Thursday 7 February 2013

The report with no names

It is 4000 pages long, Robert Francis QC's final report of his inquiry into the shortcomings of the Mid Staffordshire NHS Foundation Trust. Its findings, I gather, make more than disturbing reading. The one positive reaction I had from hearing and reading news reports was to be glad that Mr Francis had not entered the populist "name and shame" game. Instead he had looked at the endemic institutional reasons that such widespread deficient care had been able to take place.

In his accompanying letter to the Secretary of State, he outlined some.
The report has identified numerous warning signs which cumulatively, or in some cases singly, could and should have alerted the system to the problems developing at the Trust. That they did not has a number of causes, among them:
•A culture focused on doing the system’s business – not that of the patients;
•An institutional culture which ascribed more weight to positive information about the service than to information capable of implying cause for concern;
•Standards and methods of measuring compliance which did not focus on the effect of service on patients;
•Too great a degree of tolerance of poor standards and of risk to patients;
•A failure of communication between the many agencies to share their knowledge of concerns;
•Assumptions that monitoring, performance management or intervention was the responsibility of someone else;
•A failure to tackle challenges to the building up of a positive culture, in nursing in particular but also within the medical profession;
•A failure to appreciate until recently the risk of disruptive loss of corporate memory and focus resulting from repeated, multi-level reorganisation.


Scapegoating is such an easy game to play. One can understand why aggrieved parties should want a scalp. But it is a deeply primitive and unattractive instinct. One only has to remember the hue and cry which led to Ed Balls shamefully ensuring the unfair dismissal of Sharon Shoesmith, Haringey's head of children's services, after the Baby P affair to see an egregious example of the sort of thing. By and large those who go into the caring professions do so for the right reasons. When they fail, there are almost certainly reasons beyond themselves to blame, such as time restraints, staff shortages and multi-agency involvement.

Robert Francis is to be congratulated in not falling into the trap of blaming individuals or denigrating professionals. It's to be hoped that his report sets a trend - and that the media and lawyers do not pursue a witch-hunt.

Wednesday 6 February 2013

A great day... for the world?

In an email to me yesterday, a good friend wrote about my "letters, blogs, diaries, lectures, diatribes, declamations or acclamations". I replied, "Diatribes - moi?" But let me break the habit of a lifetime to let off steam after yesterday's vote in the House of Commons to redefine the English language and the natural law.

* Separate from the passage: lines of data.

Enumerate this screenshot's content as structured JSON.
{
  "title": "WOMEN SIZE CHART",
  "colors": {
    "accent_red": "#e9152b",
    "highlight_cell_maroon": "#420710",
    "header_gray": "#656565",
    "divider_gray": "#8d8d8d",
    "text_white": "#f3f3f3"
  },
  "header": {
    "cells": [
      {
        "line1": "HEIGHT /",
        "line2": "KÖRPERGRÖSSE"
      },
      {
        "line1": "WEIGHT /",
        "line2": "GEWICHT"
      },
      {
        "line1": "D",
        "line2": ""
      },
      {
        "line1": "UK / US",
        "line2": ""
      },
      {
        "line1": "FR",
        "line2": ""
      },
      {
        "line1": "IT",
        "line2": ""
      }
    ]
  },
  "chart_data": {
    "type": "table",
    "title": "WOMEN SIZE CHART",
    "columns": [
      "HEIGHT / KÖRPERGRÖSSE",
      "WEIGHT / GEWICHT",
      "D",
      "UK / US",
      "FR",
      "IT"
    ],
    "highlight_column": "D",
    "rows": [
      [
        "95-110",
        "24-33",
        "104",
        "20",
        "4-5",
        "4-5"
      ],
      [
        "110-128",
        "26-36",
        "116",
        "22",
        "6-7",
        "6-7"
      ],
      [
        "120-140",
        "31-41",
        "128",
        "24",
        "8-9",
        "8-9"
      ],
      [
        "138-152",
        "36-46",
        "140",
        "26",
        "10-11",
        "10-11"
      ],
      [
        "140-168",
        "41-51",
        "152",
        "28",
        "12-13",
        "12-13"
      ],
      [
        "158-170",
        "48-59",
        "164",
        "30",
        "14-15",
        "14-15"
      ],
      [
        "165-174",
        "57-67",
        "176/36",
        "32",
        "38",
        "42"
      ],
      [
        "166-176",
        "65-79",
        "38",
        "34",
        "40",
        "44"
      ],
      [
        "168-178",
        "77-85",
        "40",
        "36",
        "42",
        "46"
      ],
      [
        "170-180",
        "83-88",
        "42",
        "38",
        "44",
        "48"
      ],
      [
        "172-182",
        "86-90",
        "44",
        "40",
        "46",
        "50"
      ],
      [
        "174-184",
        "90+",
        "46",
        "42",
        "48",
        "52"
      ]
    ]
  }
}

In an item on The World at Ten on Radio 4 in the evening, there was a vox pop from a pub in Soho. One comment struck me. "It's a great day for gays, for Britain and for the world" (my italics). Well, it will certainly have momentous, and unforeseen unintended, consequences for this country, I predict. But isn't it time we got a realistic perspective on our own global importance? Along with other former colonial powers, we lost our colonies in the last century. Only we still cherish the illusion that we are a "great" power. We still presume we have so much to teach these benighted nations, who've only just emerged from the jungle or the desert. Hello! 

Isn't it time that we acknowledged that we have at least as much to learn from those on whom, let's be honest, we still look down as we ever taught them? Let's look at ourselves from outside. It would not be hard to paint a picture of a country whose media are corrupt, whose police are compromised, whose financial institutions are irresponsible, whose politicians are venal and whose aspiring leaders persistently and dishonestly deny perverting the course of justice. It might perplex the onlooker how one small off-shore island presumes to judge and intervene in other nations' internal struggles, when it would vociferously and violently resist the same happening in reverse. It might puzzle him how a country planning to spend billions of pounds on upgrading its nuclear weapons' system takes such a morally superior position over others who attempt similarly to defend themselves. 

It really is time that we abandoned the notion that we are a "great" nation - and by that I don't mean that we have to give up our national pride; but it needs to be proportionate; it needs to be real. We are not morally superior. I was unexpectedly moved last week watching the programme Make Me a Muslim, in which thoroughly secular model, Shanna Bukhari, set out to discover why more young British women are converting to Islam. The answer was not uniform, but it seemed to be a symptom of a profound dissatisfaction with our apparently enlightened culture, and something that occurred to me was whether our national unease with Islam was partly a reaction to its implied critique of this country's morality, or lack of it. Of course we dress up our Islamophobia in the guise of "It's only the terrorists we mind," but I wonder.  

Our politicians are not cut from a better cloth than all others. Our institutions are not intrinsically better than others' institutions. The realisation that we are an "ordinary" nation would save us much in terms of expenditure, of unrealistic ambition and popular discontent. I gather Chris Bryant MP was heard to say in Parliament yesterday, "The world has moved on." That may not be the best reason for redefining language and law, but is an excellent reason for reviewing and realigning our global perspective. What happens in the Commons does not shake the world.